To capture output it's easiest to use the subprocess
module, which allows you to capture the process's outputs.
Here's a fairly simple program that will get you started:
import subprocess
target = 'google.com'
ping_it = subprocess.Popen('ping ' + target,
stdout=subprocess.PIPE,
stderr=subprocess.PIPE)
out, err = ping_it.communicate()
with open("Output.txt", "w+") as fo:
fo.write(str(out))
fo.close()
If you want to read output as it is produced rather than waiting for the subprocess to terminate you can use a single subprocess.PIPE
channel and read from that, which is conveniently expressed in forms like this:
with Popen(["ping", "google.com"], stdout=PIPE) as proc:
print(proc.stdout.read())
In this example I chose to give the command as a list of arguments rather than as a simple string. This avoids having to join arguements into a string if they are already in list form.

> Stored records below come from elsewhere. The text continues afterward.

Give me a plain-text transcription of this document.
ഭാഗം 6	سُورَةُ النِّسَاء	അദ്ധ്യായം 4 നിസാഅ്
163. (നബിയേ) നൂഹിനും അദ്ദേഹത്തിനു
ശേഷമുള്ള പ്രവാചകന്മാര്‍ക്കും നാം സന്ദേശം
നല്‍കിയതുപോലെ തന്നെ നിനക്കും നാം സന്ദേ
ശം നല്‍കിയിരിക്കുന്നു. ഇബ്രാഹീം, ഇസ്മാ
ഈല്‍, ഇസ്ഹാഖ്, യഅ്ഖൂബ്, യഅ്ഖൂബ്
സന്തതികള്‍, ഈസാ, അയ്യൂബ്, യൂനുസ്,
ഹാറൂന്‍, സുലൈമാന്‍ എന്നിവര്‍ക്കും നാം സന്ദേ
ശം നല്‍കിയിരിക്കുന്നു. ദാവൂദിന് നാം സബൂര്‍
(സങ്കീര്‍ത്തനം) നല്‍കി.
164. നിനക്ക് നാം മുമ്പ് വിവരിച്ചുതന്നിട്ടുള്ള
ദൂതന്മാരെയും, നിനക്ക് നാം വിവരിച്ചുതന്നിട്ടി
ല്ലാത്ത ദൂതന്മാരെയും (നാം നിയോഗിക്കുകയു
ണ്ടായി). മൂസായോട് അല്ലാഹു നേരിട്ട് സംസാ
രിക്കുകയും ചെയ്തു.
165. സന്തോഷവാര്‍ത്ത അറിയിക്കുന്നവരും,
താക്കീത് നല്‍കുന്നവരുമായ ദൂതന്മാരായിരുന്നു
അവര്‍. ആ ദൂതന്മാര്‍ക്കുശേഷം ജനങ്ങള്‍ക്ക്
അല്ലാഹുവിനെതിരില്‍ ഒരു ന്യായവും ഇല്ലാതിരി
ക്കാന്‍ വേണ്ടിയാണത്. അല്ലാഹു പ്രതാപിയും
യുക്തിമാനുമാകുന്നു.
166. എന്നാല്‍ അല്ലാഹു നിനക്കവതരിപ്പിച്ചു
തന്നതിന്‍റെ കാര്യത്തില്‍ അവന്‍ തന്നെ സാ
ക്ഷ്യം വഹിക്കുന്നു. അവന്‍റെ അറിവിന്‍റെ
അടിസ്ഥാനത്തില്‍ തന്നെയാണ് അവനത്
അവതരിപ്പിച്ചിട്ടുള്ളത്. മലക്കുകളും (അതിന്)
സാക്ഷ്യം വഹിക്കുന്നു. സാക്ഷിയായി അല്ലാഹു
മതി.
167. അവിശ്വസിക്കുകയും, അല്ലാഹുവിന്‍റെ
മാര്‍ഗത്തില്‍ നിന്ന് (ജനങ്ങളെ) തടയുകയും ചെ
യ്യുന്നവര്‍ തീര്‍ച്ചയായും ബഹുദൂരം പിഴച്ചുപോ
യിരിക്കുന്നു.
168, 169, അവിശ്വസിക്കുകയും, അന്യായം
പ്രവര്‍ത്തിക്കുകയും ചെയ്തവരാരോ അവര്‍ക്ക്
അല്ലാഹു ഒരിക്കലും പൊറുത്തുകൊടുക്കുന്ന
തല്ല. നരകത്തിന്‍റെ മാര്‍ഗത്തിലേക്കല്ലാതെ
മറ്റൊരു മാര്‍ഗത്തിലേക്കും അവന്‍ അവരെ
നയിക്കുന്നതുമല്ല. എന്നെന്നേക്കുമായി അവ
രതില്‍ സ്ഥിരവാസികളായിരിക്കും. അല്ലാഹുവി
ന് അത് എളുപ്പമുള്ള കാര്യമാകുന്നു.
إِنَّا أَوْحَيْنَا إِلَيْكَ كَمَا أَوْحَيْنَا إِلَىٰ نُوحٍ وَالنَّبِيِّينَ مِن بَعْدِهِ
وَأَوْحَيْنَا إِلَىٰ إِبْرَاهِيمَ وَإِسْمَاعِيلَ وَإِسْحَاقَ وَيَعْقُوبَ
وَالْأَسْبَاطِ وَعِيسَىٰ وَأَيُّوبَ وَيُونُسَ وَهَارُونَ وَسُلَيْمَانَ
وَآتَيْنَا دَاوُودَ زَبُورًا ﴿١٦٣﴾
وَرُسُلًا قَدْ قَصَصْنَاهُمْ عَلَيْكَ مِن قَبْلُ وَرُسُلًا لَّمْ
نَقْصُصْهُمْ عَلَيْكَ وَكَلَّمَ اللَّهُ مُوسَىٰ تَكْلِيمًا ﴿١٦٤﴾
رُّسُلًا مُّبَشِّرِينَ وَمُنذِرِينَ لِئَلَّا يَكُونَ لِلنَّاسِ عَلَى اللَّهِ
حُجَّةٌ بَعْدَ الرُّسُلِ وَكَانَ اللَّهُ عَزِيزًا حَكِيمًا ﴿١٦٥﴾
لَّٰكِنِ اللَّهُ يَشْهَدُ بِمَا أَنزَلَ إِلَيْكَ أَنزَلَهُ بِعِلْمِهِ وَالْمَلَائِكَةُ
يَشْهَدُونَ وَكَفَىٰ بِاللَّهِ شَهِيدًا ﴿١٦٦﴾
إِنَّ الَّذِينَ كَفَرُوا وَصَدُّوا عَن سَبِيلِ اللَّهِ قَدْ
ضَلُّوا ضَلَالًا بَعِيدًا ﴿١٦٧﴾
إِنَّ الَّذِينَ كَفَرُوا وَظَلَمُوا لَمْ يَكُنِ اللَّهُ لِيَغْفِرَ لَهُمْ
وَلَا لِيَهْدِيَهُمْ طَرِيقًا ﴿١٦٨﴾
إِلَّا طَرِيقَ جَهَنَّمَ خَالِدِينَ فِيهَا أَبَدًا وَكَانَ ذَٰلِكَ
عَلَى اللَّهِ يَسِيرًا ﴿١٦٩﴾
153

Note that when interacting with subprocesses in this way it's possible for the subprocess to get in a blocked state because either stdout or stderr has filled up its output buffer space. If your program then tries to read from the other channel that will create a deadlock, where each process is waiting for the other to do something. To avoid this you can make stderr a temporary file, then verify after subprocess completion that the file contains nothing of significance (and, ideally, remove it).